[It's time for another Monthly Musing -- the monthly community blog theme that provides readers with a chance to get their articles and discussions printed on the frontpage. -- CTZ]
What made this world so interesting to explore? In the original games, the graphics were crude, the memory restrictive (making for lots of interesting glitches later on), and the plot virtually nonexistent. The anime, of course, fleshed that out quite a bit, but as I stated before, I didn’t watch the show that often. Most of the detail came from little things in the games.
Take for instance, the Pokedex entries. They read like a bird watching guide, giving the exact size and appearance of the animal you just caught as well as their natural behavior in the world. This allowed me to imagine not just square-shaped patches of different-looking grass, but an overgrown thicket where Rattata looked for food while hiding from prowling Spearow. The routes came alive and the animals that I was fighting with were not just collections of bits of programming, but actual creatures that could live, grow, feel pain, and die.
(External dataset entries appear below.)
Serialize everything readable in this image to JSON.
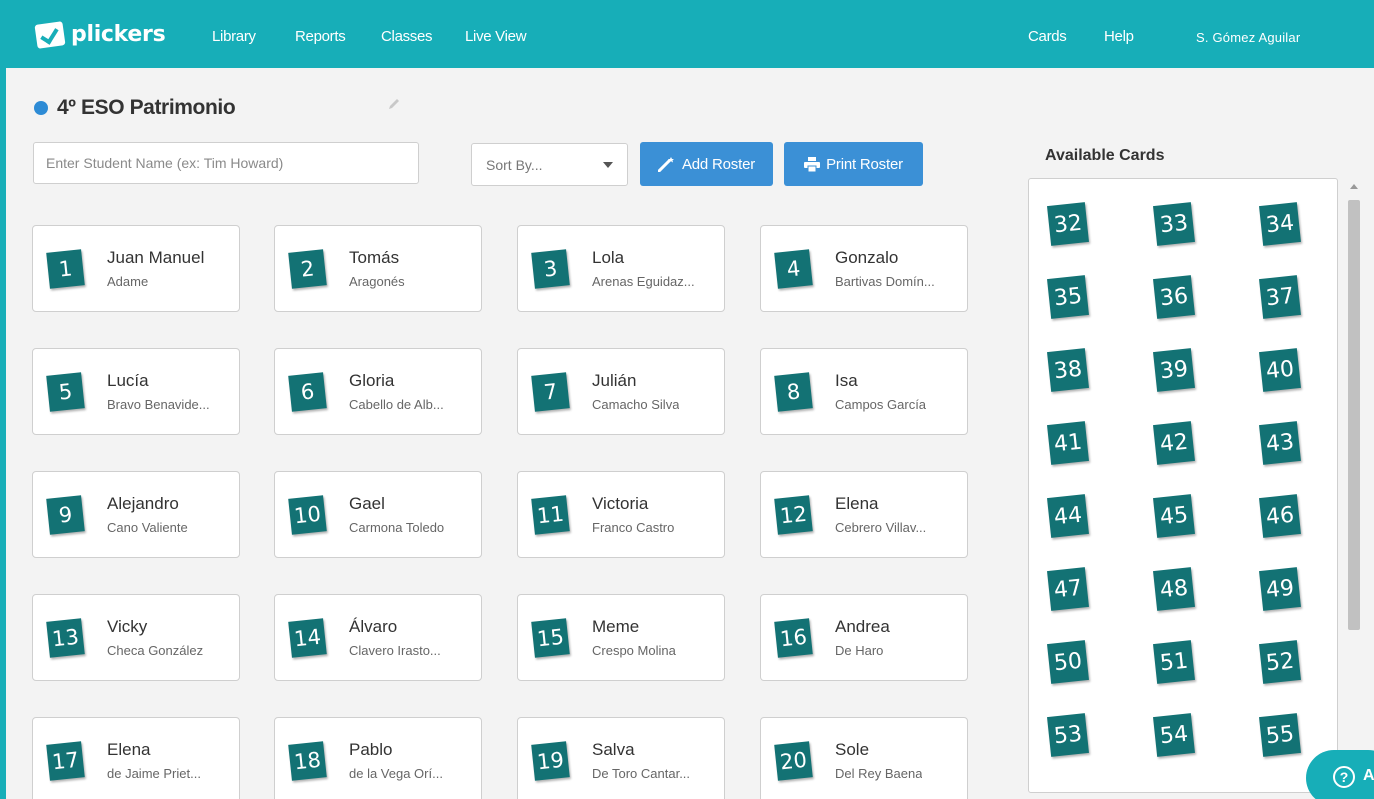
{
  "nav": {
    "logo_text": "plickers",
    "library": "Library",
    "reports": "Reports",
    "classes": "Classes",
    "live_view": "Live View",
    "cards": "Cards",
    "help": "Help",
    "user": "S. Gómez Aguilar"
  },
  "class": {
    "title": "4º ESO Patrimonio",
    "color": "#2d8bd5"
  },
  "toolbar": {
    "search_placeholder": "Enter Student Name (ex: Tim Howard)",
    "sort_label": "Sort By...",
    "add_roster": "Add Roster",
    "print_roster": "Print Roster"
  },
  "students": [
    {
      "num": "1",
      "first": "Juan Manuel",
      "last": "Adame"
    },
    {
      "num": "2",
      "first": "Tomás",
      "last": "Aragonés"
    },
    {
      "num": "3",
      "first": "Lola",
      "last": "Arenas Eguidaz..."
    },
    {
      "num": "4",
      "first": "Gonzalo",
      "last": "Bartivas Domín..."
    },
    {
      "num": "5",
      "first": "Lucía",
      "last": "Bravo Benavide..."
    },
    {
      "num": "6",
      "first": "Gloria",
      "last": "Cabello de Alb..."
    },
    {
      "num": "7",
      "first": "Julián",
      "last": "Camacho Silva"
    },
    {
      "num": "8",
      "first": "Isa",
      "last": "Campos García"
    },
    {
      "num": "9",
      "first": "Alejandro",
      "last": "Cano Valiente"
    },
    {
      "num": "10",
      "first": "Gael",
      "last": "Carmona Toledo"
    },
    {
      "num": "11",
      "first": "Victoria",
      "last": "Franco Castro"
    },
    {
      "num": "12",
      "first": "Elena",
      "last": "Cebrero Villav..."
    },
    {
      "num": "13",
      "first": "Vicky",
      "last": "Checa González"
    },
    {
      "num": "14",
      "first": "Álvaro",
      "last": "Clavero Irasto..."
    },
    {
      "num": "15",
      "first": "Meme",
      "last": "Crespo Molina"
    },
    {
      "num": "16",
      "first": "Andrea",
      "last": "De Haro"
    },
    {
      "num": "17",
      "first": "Elena",
      "last": "de Jaime Priet..."
    },
    {
      "num": "18",
      "first": "Pablo",
      "last": "de la Vega Orí..."
    },
    {
      "num": "19",
      "first": "Salva",
      "last": "De Toro Cantar..."
    },
    {
      "num": "20",
      "first": "Sole",
      "last": "Del Rey Baena"
    }
  ],
  "available_cards": {
    "title": "Available Cards",
    "numbers": [
      "32",
      "33",
      "34",
      "35",
      "36",
      "37",
      "38",
      "39",
      "40",
      "41",
      "42",
      "43",
      "44",
      "45",
      "46",
      "47",
      "48",
      "49",
      "50",
      "51",
      "52",
      "53",
      "54",
      "55"
    ]
  },
  "help_bubble": {
    "q": "?",
    "label": "A"
  },
  "colors": {
    "brand": "#17aeb8",
    "card": "#137274",
    "button": "#3b90d6"
  }
}
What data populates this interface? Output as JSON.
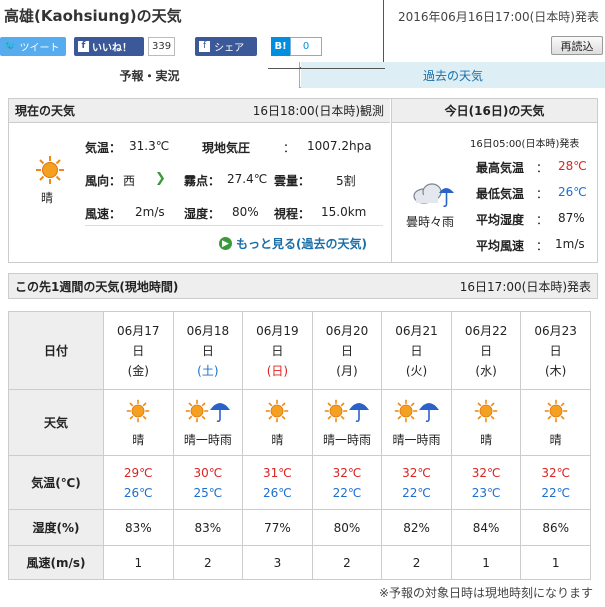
{
  "header": {
    "title": "高雄(Kaohsiung)の天気",
    "issued": "2016年06月16日17:00(日本時)発表",
    "reload_label": "再読込"
  },
  "social": {
    "tweet": "ツイート",
    "like": "いいね！",
    "like_count": "339",
    "share": "シェア",
    "hatena_b": "B!",
    "hatena_count": "0"
  },
  "tabs": [
    {
      "label": "予報・実況",
      "active": true
    },
    {
      "label": "過去の天気",
      "active": false
    }
  ],
  "current": {
    "header": "現在の天気",
    "observed": "16日18:00(日本時)観測",
    "weather": "晴",
    "icon": "sunny-icon",
    "temp_label": "気温：",
    "temp": "31.3℃",
    "pressure_label": "現地気圧",
    "pressure_colon": "：",
    "pressure": "1007.2hpa",
    "wind_dir_label": "風向：",
    "wind_dir": "西",
    "dew_label": "霧点：",
    "dew": "27.4℃",
    "cloud_label": "雲量：",
    "cloud": "5割",
    "wind_speed_label": "風速：",
    "wind_speed": "2m/s",
    "humidity_label": "湿度：",
    "humidity": "80%",
    "visibility_label": "視程：",
    "visibility": "15.0km",
    "more_link": "もっと見る(過去の天気)"
  },
  "today": {
    "header": "今日(16日)の天気",
    "issued": "16日05:00(日本時)発表",
    "weather": "曇時々雨",
    "icon": "cloud-rain-icon",
    "max_label": "最高気温",
    "max": "28℃",
    "min_label": "最低気温",
    "min": "26℃",
    "hum_label": "平均湿度",
    "hum": "87%",
    "wind_label": "平均風速",
    "wind": "1m/s",
    "colon": "："
  },
  "week": {
    "header": "この先1週間の天気(現地時間)",
    "issued": "16日17:00(日本時)発表",
    "row_labels": {
      "date": "日付",
      "weather": "天気",
      "temp": "気温(℃)",
      "humidity": "湿度(%)",
      "wind": "風速(m/s)"
    },
    "days": [
      {
        "date": "06月17",
        "d": "日",
        "dow": "(金)",
        "dow_color": "#222",
        "icon": "sunny",
        "weather": "晴",
        "max": "29℃",
        "min": "26℃",
        "hum": "83%",
        "wind": "1"
      },
      {
        "date": "06月18",
        "d": "日",
        "dow": "(土)",
        "dow_color": "#1a6fd0",
        "icon": "sun-rain",
        "weather": "晴一時雨",
        "max": "30℃",
        "min": "25℃",
        "hum": "83%",
        "wind": "2"
      },
      {
        "date": "06月19",
        "d": "日",
        "dow": "(日)",
        "dow_color": "#d22",
        "icon": "sunny",
        "weather": "晴",
        "max": "31℃",
        "min": "26℃",
        "hum": "77%",
        "wind": "3"
      },
      {
        "date": "06月20",
        "d": "日",
        "dow": "(月)",
        "dow_color": "#222",
        "icon": "sun-rain",
        "weather": "晴一時雨",
        "max": "32℃",
        "min": "22℃",
        "hum": "80%",
        "wind": "2"
      },
      {
        "date": "06月21",
        "d": "日",
        "dow": "(火)",
        "dow_color": "#222",
        "icon": "sun-rain",
        "weather": "晴一時雨",
        "max": "32℃",
        "min": "22℃",
        "hum": "82%",
        "wind": "2"
      },
      {
        "date": "06月22",
        "d": "日",
        "dow": "(水)",
        "dow_color": "#222",
        "icon": "sunny",
        "weather": "晴",
        "max": "32℃",
        "min": "23℃",
        "hum": "84%",
        "wind": "1"
      },
      {
        "date": "06月23",
        "d": "日",
        "dow": "(木)",
        "dow_color": "#222",
        "icon": "sunny",
        "weather": "晴",
        "max": "32℃",
        "min": "22℃",
        "hum": "86%",
        "wind": "1"
      }
    ]
  },
  "footnote": "※予報の対象日時は現地時刻になります"
}
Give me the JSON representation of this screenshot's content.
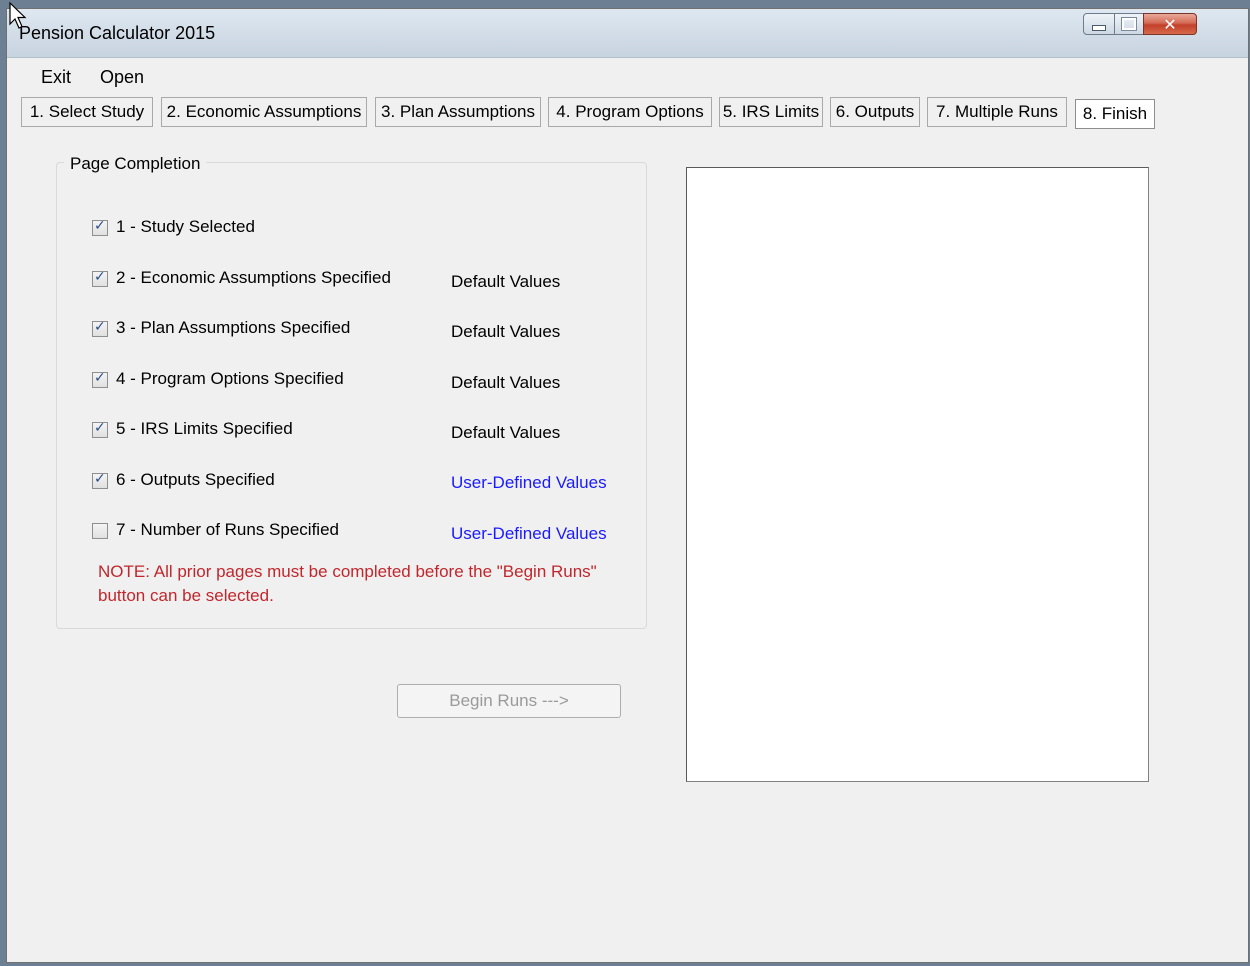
{
  "window": {
    "title": "Pension Calculator 2015",
    "controls": {
      "minimize": "minimize-icon",
      "maximize": "maximize-icon",
      "close": "close-icon"
    }
  },
  "menu": {
    "exit": "Exit",
    "open": "Open"
  },
  "tabs": [
    {
      "label": "1. Select Study"
    },
    {
      "label": "2. Economic Assumptions"
    },
    {
      "label": "3. Plan Assumptions"
    },
    {
      "label": "4. Program Options"
    },
    {
      "label": "5. IRS Limits"
    },
    {
      "label": "6. Outputs"
    },
    {
      "label": "7. Multiple Runs"
    },
    {
      "label": "8. Finish",
      "active": true
    }
  ],
  "page_completion": {
    "title": "Page Completion",
    "items": [
      {
        "label": "1 - Study Selected",
        "checked": true,
        "status": ""
      },
      {
        "label": "2 - Economic Assumptions Specified",
        "checked": true,
        "status": "Default Values"
      },
      {
        "label": "3 - Plan Assumptions Specified",
        "checked": true,
        "status": "Default Values"
      },
      {
        "label": "4 - Program Options Specified",
        "checked": true,
        "status": "Default Values"
      },
      {
        "label": "5 - IRS Limits Specified",
        "checked": true,
        "status": "Default Values"
      },
      {
        "label": "6 - Outputs Specified",
        "checked": true,
        "status": "User-Defined Values"
      },
      {
        "label": "7 - Number of Runs Specified",
        "checked": false,
        "status": "User-Defined Values"
      }
    ],
    "note": "NOTE: All prior pages must be completed before the \"Begin Runs\" button can be selected."
  },
  "begin_button": {
    "label": "Begin Runs --->",
    "enabled": false
  },
  "colors": {
    "note": "#c0272d",
    "user_defined": "#1a1aff",
    "checkmark": "#2b4f86"
  }
}
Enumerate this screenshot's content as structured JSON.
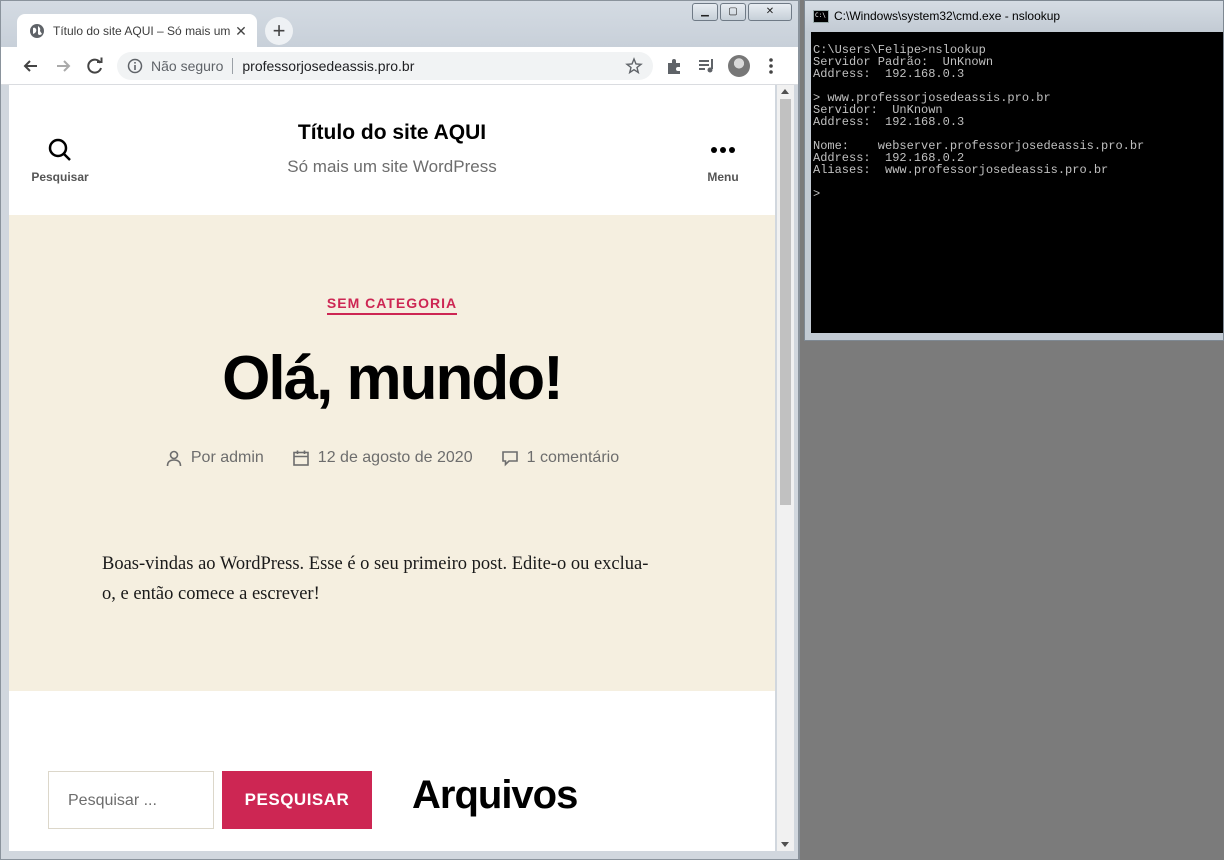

Having just lost a pet of my own before I started playing the game, the reality of death and the afterlife really resonated with me walking around that sacred building. Even now as I type this I can hear that haunting melody from Lavender Town playing around my head. In art, images and objects are defined by contrast -- not thick black outlines but shadows and colors. Some people found this area scary. I found it sad really, but it was such a jarring difference from the bright, happy-go-lucky tone of the rest of the game that it further deepened my view of the world of Kanto as a real place.
Then comes along a group that is that exact opposite. They take all the unwritten rules of combat and run roughshod over them, using Pokemon as tools for their own selfish gain. To my little brain back in the 90’s, that was an unforgivable outrage, and I took it upon myself to stand up and defeat these petty thieves. I didn’t question why the police weren’t involved, I didn’t question how easy it was to beat them and infiltrate their lair and foil all their plans myself, I simply saw it as good triumphing over evil. Since I treated my Pokemon as partners and friends, and not as simple blunt weapons, they would always be more powerful than anything Team Rocket could throw my way.
Even though Pokemon may have a barebones plot at first glance, the little details like that made me feel like each and every person and creature was real, had a soul, and was worth saving on top of that cold, gusty mountain peak.